Ci si persuade a credere determinate cose pur sapendo che sono di dubbia provenienza o addirittura palesemente false. Per quanto possa sembrare strano è un atteggiamento che dà ottimi risultati. Il carattere orgoglioso ha più evidentemente bisogno della propria dose di autoinganno rispetto altri.

Chi si sente bene con sè stesso a prescindere che corrisponda o no con la realtà, tende a ottenere di più da sé e dagli altri. Si tratta di persone che sono più confidenti nei propri valori e per questo si assumono più rischi anche in nome di presunte capacità valutate oltre la media, hanno una predisposizione a influenzare la lealtà negli impegni altrui e di conseguenza la fedeltà nel perseguire gli obiettivi del gruppo, realistici o meno che siano.

L’autoinganno protegge anche contro la distrazione in quanto meccanismo contro preoccupazioni, negligenze e perdita di concentrazione. Si riesce ad elaborare nuove strategie per superare indenni le difficoltà spesso perchè ignoriamo che gli altri ci osservano, ci valutano e giudicandoci spesso ci biasimano. Situazione insopportabile? No, se vissuta come connaturata ad una posizione, spesso di leader, che suscita attenzione e stima ma anche invidia, incredulità e propensione al contrasto.

Anche verso gli altri l’autoinganno ha i suoi effetti spesso stravolgendo le “aspettative razionali” che crediamo governino la percezione del mondo ed è uno dei fattori più importanti per comprendere il funzionamento degli incentivi: le persone sono davvero convinte che “tutto ruoti attorno a sé” e il farglielo credere può essere un utile contraccambio per impegno, dedizione e sforzi profusi.

Quasi tutte le cose che ci riguardano non le facciamo in quanto fini a sè stesse, ma perché abbiamo imparato ad apprezzare il processo dell’impegno regolare e dell’autodisciplina; quindi ci illudiamo di pensare che teniamo in conto il fine più di quanto sia in realtà.

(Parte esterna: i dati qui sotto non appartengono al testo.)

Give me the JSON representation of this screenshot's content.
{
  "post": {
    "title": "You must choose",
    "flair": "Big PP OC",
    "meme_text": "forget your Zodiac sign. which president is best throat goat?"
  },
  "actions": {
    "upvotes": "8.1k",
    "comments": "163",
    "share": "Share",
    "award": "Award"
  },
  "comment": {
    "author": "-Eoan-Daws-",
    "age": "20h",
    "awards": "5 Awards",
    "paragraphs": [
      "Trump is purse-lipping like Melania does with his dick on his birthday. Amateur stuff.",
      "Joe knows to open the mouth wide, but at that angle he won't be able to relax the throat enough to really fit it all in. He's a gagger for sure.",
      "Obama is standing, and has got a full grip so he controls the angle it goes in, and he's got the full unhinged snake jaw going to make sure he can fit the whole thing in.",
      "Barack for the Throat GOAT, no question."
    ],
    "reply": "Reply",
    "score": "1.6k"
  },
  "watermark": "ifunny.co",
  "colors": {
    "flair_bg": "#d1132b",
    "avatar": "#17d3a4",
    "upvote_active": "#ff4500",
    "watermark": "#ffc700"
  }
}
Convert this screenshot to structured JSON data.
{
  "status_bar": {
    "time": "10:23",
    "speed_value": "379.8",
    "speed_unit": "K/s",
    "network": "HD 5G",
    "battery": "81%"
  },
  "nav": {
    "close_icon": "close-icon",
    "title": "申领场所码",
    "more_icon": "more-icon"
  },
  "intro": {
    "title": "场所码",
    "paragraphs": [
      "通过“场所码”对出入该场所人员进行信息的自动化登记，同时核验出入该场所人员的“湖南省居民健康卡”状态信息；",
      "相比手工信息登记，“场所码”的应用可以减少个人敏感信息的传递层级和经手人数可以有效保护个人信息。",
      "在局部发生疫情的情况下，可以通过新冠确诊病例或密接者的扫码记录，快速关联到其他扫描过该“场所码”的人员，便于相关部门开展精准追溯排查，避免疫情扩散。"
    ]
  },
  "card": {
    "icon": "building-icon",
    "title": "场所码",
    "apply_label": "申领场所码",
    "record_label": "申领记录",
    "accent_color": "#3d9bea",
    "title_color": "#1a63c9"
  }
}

La chiave per vivere bene nella vita, come in azienda è mantenere l’autoinganno come stabilizzatore generale, ma saperlo superare in modo selettivo per problemi specifici: quando pensiamo che il nostro lavoro è importante siamo contenti e lavoriamo meglio; i piccoli cambiamenti negli incentivi possono fare la differenza nelle nostre convinzioni e nei risultati.

Dovremmo sforzarci di illuderci meno nelle faccende di cruciale importanza, conservando invece il nostro entusiasmo per la vita.